What the compiler does regarding UB is to add several compile-time
runtime checks that should be used during development and testing phases
(unit-testing, integration tests...). Those checks are disabled for
production code. This can at least reduce the presence of UB. Runtime
checks also include checks for some coding standards like MISRA C
(trapping on legal but usually dangerous operations like unsigned
integer overflows or the absence of enough case labels in switch
statements). typical checks include division by zero, null pointer
dereference, signed integer overflow, stack overflow, freeing memory
twice, etc. The runtime checks have quite a big size and performance
impact (executable code might be increased by 150%).

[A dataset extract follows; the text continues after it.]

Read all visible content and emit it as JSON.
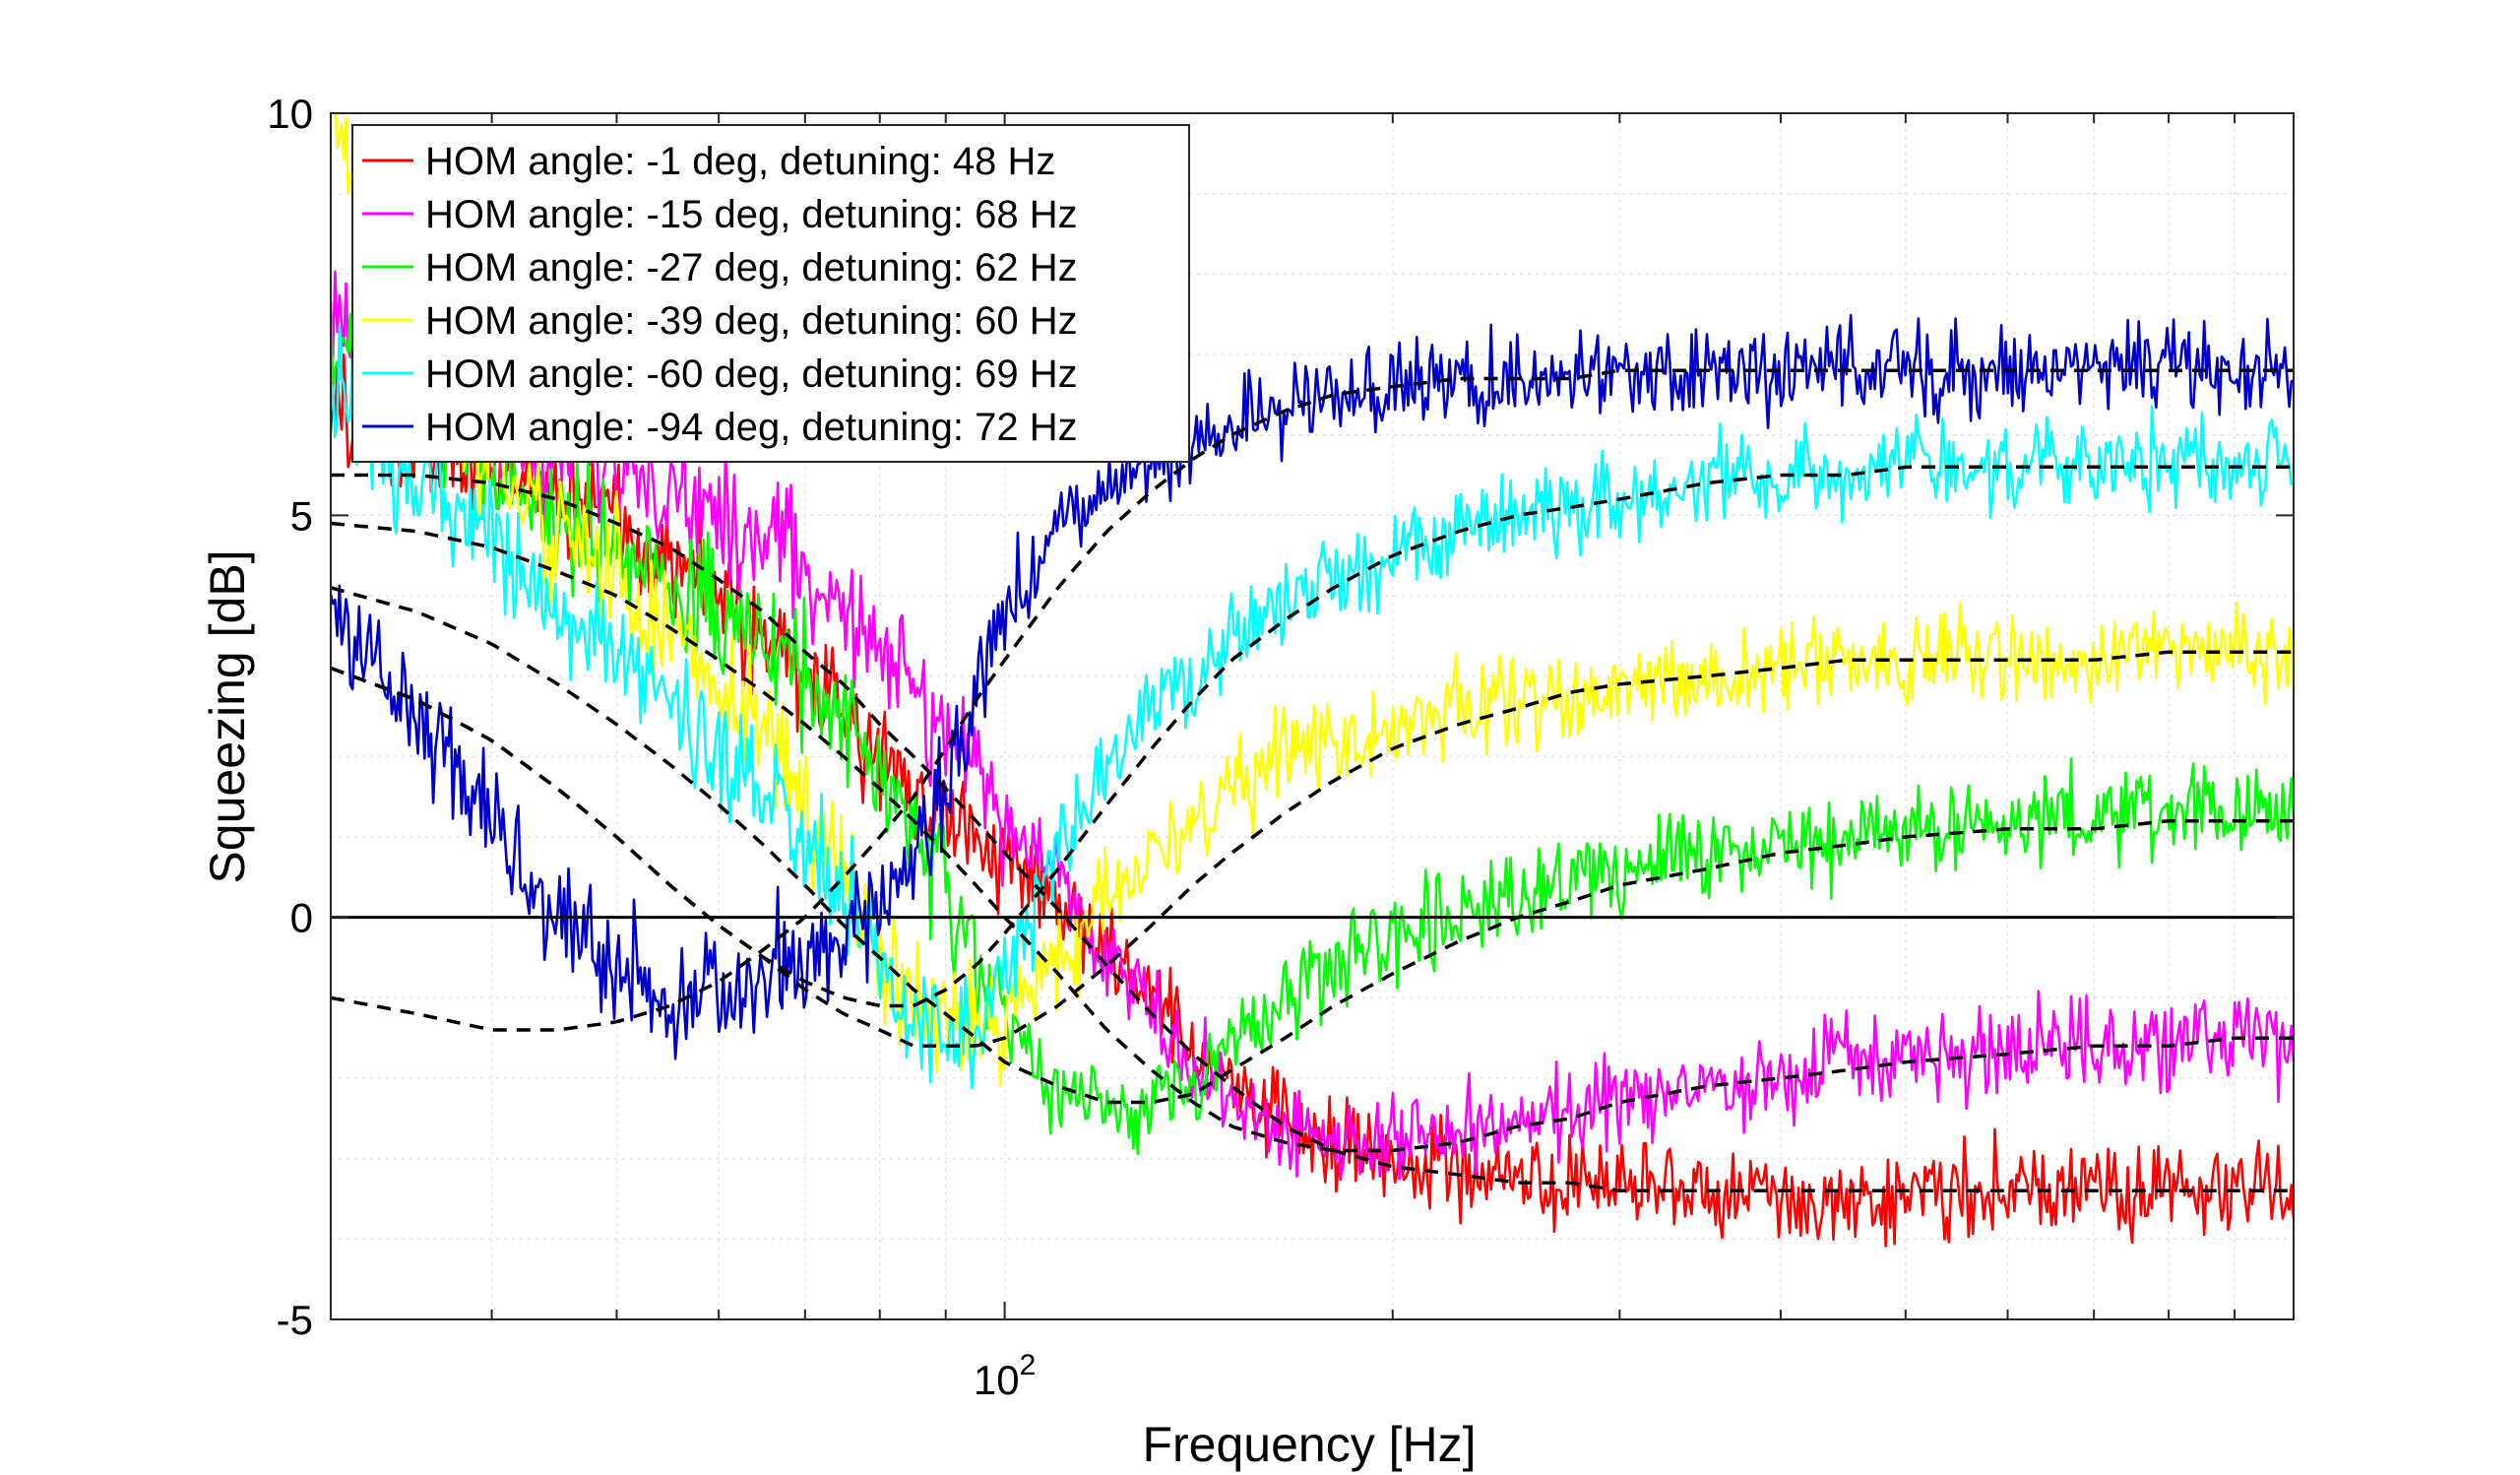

> Assuming that the certified compiler doesn't specify its behavior for
> situations the standard leaves undefined, this sounds crazy. Because
> you didn't have the resources to inspect the implementation of memcpy,
> you wrote an implementation that knowingly violates the rules under
> which your certified compiler produces expected output? And the
> independent safety assessor was happy with this?
The assessor was not happy, but we needed to inspect the assembler
produced by the compiler where our memcpy was used in our application.
That was a big job but convinced the assessor that this implementation,
for our compiler and our optimization levels, was correct. That is, we
needed to demonstrate that what the UB was for our compiler.
> Note also that with clang and gcc, you can call __builtin_memcpy to
> get defined and optimized behavior even without #including <string.h>.
> It may be replaced with a library call if the compiler doesn't
> optimize it, and your certified compiler may not provide the same
> feature.
Thanks for the explanation. A built-in memcpy is one of the language
features that I miss, as it seems to be the only way to do bit-casts
that are essential in some embedded domains (inspecting network packets,
data serialization...). A conforming freestanding implementation could
also include memcpy. That would not fix the problem for safety-critical
Sw but would be a good low-level tool for embedded developers that don't
want to write their own memcpy function in assembler.